Con il passare del tempo imparerà ad esaurire la sua sceneggiata là dove tu l’avrai accompagnata e tornerà da te solo dopo essersi calmata, e sarà allora che potrete discutere dei motivi che hanno innescato questa sua reazione… Anche se spesso, quando sono ancora così piccoli, i vostri “no” devono rimanere tali e non hanno bisogno di essere conditi di tante spiegazioni, che confonderebbero solo le idee ai bambini. Così facendo, cara Antonella, insegnerai alla tua piccola ma coriacea Vittoria, che il modo giusto per relazionarsi e ottenere risultati, è il dialogo e non il capriccio.

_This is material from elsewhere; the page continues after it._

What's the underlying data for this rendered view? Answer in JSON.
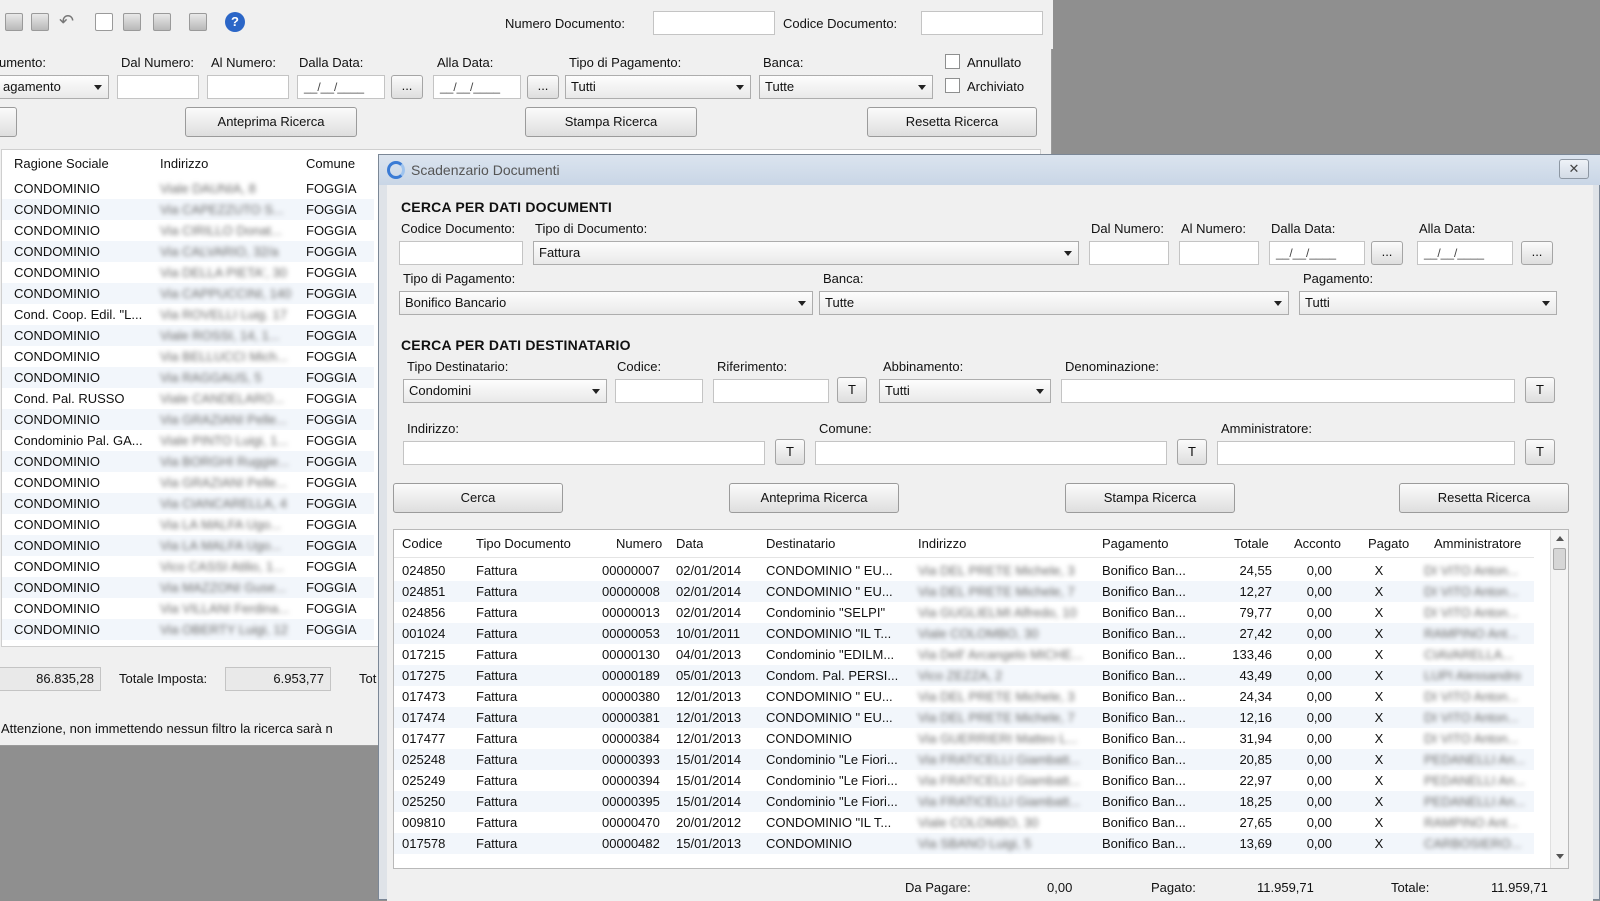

Associando il suo capriccio ad un momento di “stop” di qualsiasi attività, e persino di “stop” alla vostra attenzione nei suoi confronti, con buone probabilità smetterà di farli in maniera così frequente e tragica, e anzi, sono certa che saprà sorprendervi reinventando strategie per ottenere da voi ciò che desidera! Ma ci vuole tanta costanza e tanta tenacia prima di ottenere dei risultati, quindi non mollare!!

CAPRICCI FUORI CASA

Cara Antonella, apparentemente qui le cose si fanno più complicate perché non hai la seggiolina, il lettino o qualsiasi altro posto, da te prescelto, dove Vittoria può liberamente scaricarsi, e comprendo l’imbarazzo eventuale che puoi provare quando ci sono persone che vi circondano. Ma non temere, proverò comunque a darti qualche buon consiglio per non sprofondare nella vergogna e per cercare di contenere le scenate di tua figlia!

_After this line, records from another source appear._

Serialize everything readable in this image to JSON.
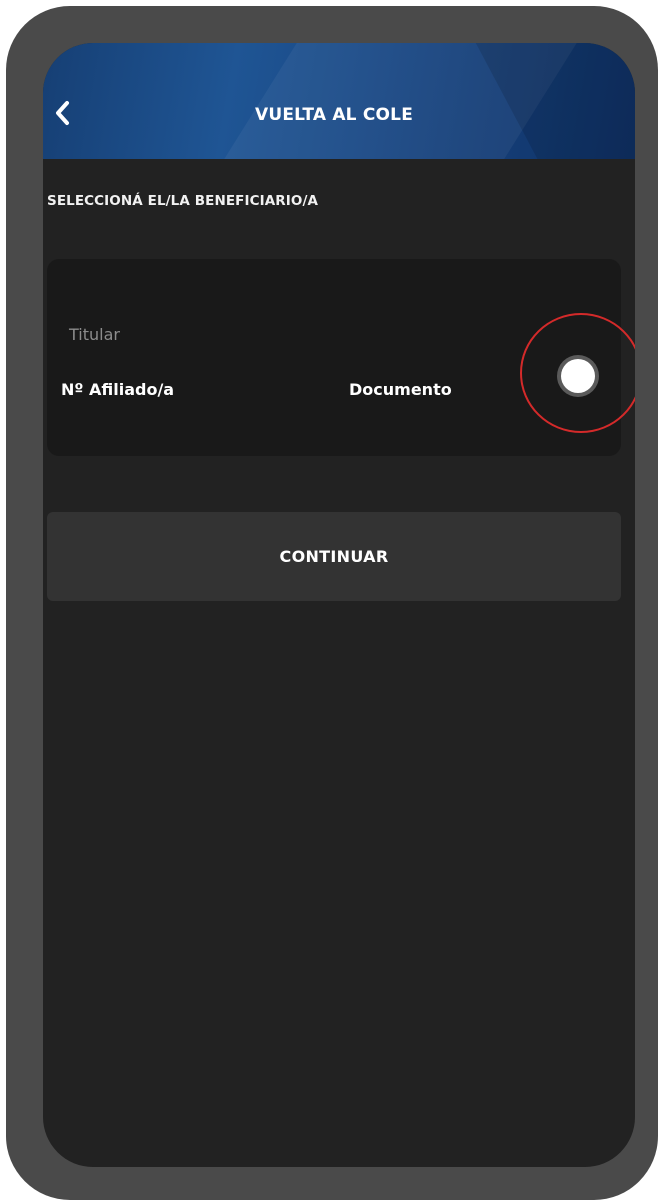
{
  "header": {
    "title": "VUELTA AL COLE",
    "back_icon": "chevron-left-icon",
    "gradient_colors": [
      "#163f74",
      "#1f5594",
      "#0f3165"
    ]
  },
  "main": {
    "section_label": "SELECCIONÁ EL/LA BENEFICIARIO/A",
    "card": {
      "tag": "Titular",
      "affiliate_label": "Nº Afiliado/a",
      "document_label": "Documento",
      "radio_selected": true
    },
    "continue_label": "CONTINUAR"
  },
  "colors": {
    "background": "#222222",
    "card": "#191919",
    "button": "#333333",
    "highlight": "#d42a2a"
  }
}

Innanzi tutto, se avrai lavorato bene tra le mura domestiche, Vittoria si sarà accorta che urla e pianti non sono più il tuo punto debole, e questo giocherà a tuo vantaggi; ma se deciderà di metterti comunque alla prova, tu dimostrale per l’ennesima volta che sei più tosta di lei: quando comincerà a fare il suo capriccio, prendila per mano, sempre con amorevolezza( non deve vederti spiazzata dal suo gesto) e allontanala, se possibile, dalla gente che avete intorno; appartati con lei in un angolo tranquillo del luogo in cui vi trovate e comunicale che può piangere, urlare e dimenarsi quanto vuole, tu rimarrai con lei fino a che non si sentirà pronta per tornare tra le persone con cui questo comportamento non è indicato; se questo non è possibile prendila in braccio e falle presente che può sfogare la sua frustrazione lì, abbracciata a te, ma che questo non cambierà la situazione in cui vi trovate o le decisioni che tu hai preso!!

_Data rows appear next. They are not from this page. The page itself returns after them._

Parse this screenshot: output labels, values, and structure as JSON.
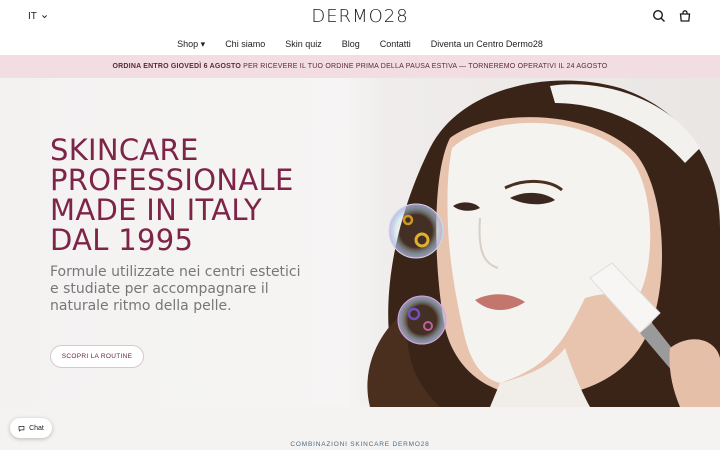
{
  "header": {
    "language": "IT",
    "logo": "DERMO28"
  },
  "nav": {
    "items": [
      {
        "label": "Shop ▾"
      },
      {
        "label": "Chi siamo"
      },
      {
        "label": "Skin quiz"
      },
      {
        "label": "Blog"
      },
      {
        "label": "Contatti"
      },
      {
        "label": "Diventa un Centro Dermo28"
      }
    ]
  },
  "announcement": {
    "bold": "ORDINA ENTRO GIOVEDÌ 6 AGOSTO",
    "rest": " PER RICEVERE IL TUO ORDINE PRIMA DELLA PAUSA ESTIVA — TORNEREMO OPERATIVI IL 24 AGOSTO"
  },
  "hero": {
    "headline_lines": [
      "SKINCARE",
      "PROFESSIONALE",
      "MADE IN ITALY",
      "DAL 1995"
    ],
    "subtitle": "Formule utilizzate nei centri estetici e studiate per accompagnare il naturale ritmo della pelle.",
    "cta": "SCOPRI LA ROUTINE"
  },
  "section": {
    "label": "COMBINAZIONI SKINCARE DERMO28"
  },
  "chat": {
    "label": "Chat"
  },
  "icons": {
    "search": "search-icon",
    "cart": "bag-icon",
    "chevron": "chevron-down-icon",
    "chat": "chat-bubble-icon"
  },
  "colors": {
    "brand": "#7d2448",
    "announce_bg": "#f2dde3"
  }
}
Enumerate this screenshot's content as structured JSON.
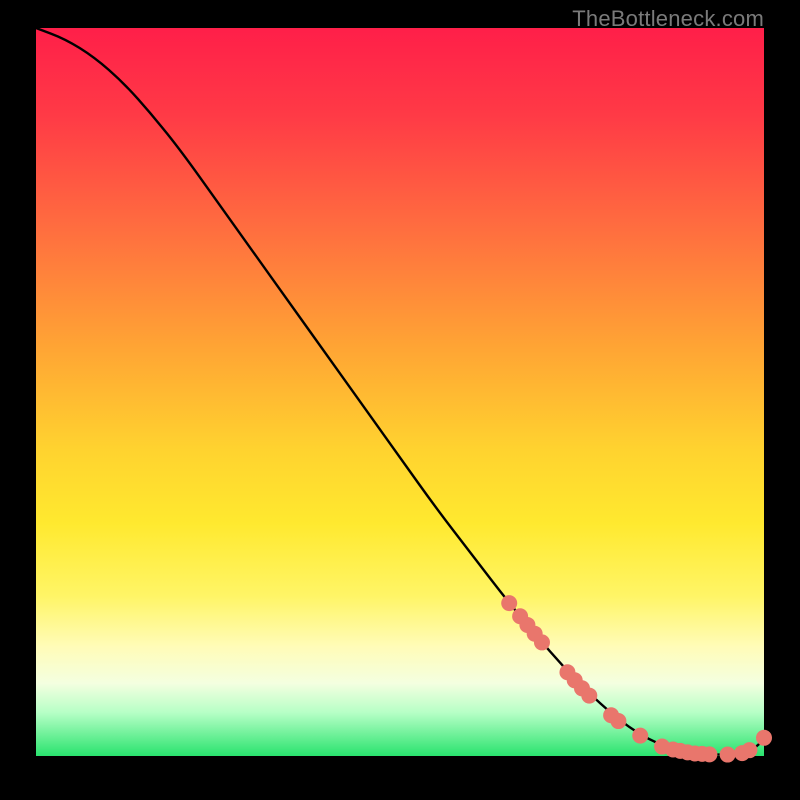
{
  "watermark": "TheBottleneck.com",
  "chart_data": {
    "type": "line",
    "title": "",
    "xlabel": "",
    "ylabel": "",
    "xlim": [
      0,
      100
    ],
    "ylim": [
      0,
      100
    ],
    "grid": false,
    "legend": false,
    "series": [
      {
        "name": "bottleneck-curve",
        "x": [
          0,
          4,
          8,
          12,
          16,
          20,
          25,
          30,
          35,
          40,
          45,
          50,
          55,
          60,
          65,
          70,
          75,
          80,
          84,
          88,
          91,
          93,
          95,
          97,
          99,
          100
        ],
        "y": [
          100,
          98.5,
          96,
          92.5,
          88,
          83,
          76,
          69,
          62,
          55,
          48,
          41,
          34,
          27.5,
          21,
          15,
          9.5,
          5,
          2.3,
          0.8,
          0.3,
          0.2,
          0.2,
          0.4,
          1.2,
          2.5
        ]
      }
    ],
    "markers": [
      {
        "x": 65.0,
        "y": 21.0
      },
      {
        "x": 66.5,
        "y": 19.2
      },
      {
        "x": 67.5,
        "y": 18.0
      },
      {
        "x": 68.5,
        "y": 16.8
      },
      {
        "x": 69.5,
        "y": 15.6
      },
      {
        "x": 73.0,
        "y": 11.5
      },
      {
        "x": 74.0,
        "y": 10.4
      },
      {
        "x": 75.0,
        "y": 9.3
      },
      {
        "x": 76.0,
        "y": 8.3
      },
      {
        "x": 79.0,
        "y": 5.6
      },
      {
        "x": 80.0,
        "y": 4.8
      },
      {
        "x": 83.0,
        "y": 2.8
      },
      {
        "x": 86.0,
        "y": 1.3
      },
      {
        "x": 87.5,
        "y": 0.9
      },
      {
        "x": 88.5,
        "y": 0.7
      },
      {
        "x": 89.5,
        "y": 0.5
      },
      {
        "x": 90.5,
        "y": 0.35
      },
      {
        "x": 91.5,
        "y": 0.3
      },
      {
        "x": 92.5,
        "y": 0.22
      },
      {
        "x": 95.0,
        "y": 0.2
      },
      {
        "x": 97.0,
        "y": 0.4
      },
      {
        "x": 98.0,
        "y": 0.8
      },
      {
        "x": 100.0,
        "y": 2.5
      }
    ],
    "marker_style": {
      "color": "#e9766c",
      "radius_px": 8
    }
  }
}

Vedrai che piano piano,notando l’inutilità del suo gesto, molto probabilmente, smetterà di fare grossi capricci o quanto meno ne diraderà la frequenza, ma, c’è sempre un ma!Tu, mamma Antonella, così come il papà di Vittoria, non dovrete cedere assolutamente: questo consiglio che vi ho dato non è una formula magica, ci vuole costanza, pazienza, tenacia e tanta forza di volontà. So di avertelo già scritto ma questa è l’unica formula che fa magie nel rapporto con i bambini.

Auguri, quindi, ti tutto cuore a te, alla tenace Vittoria e a tutta la vostra famiglia non solo per questo Natale ma anche per il compleanno!!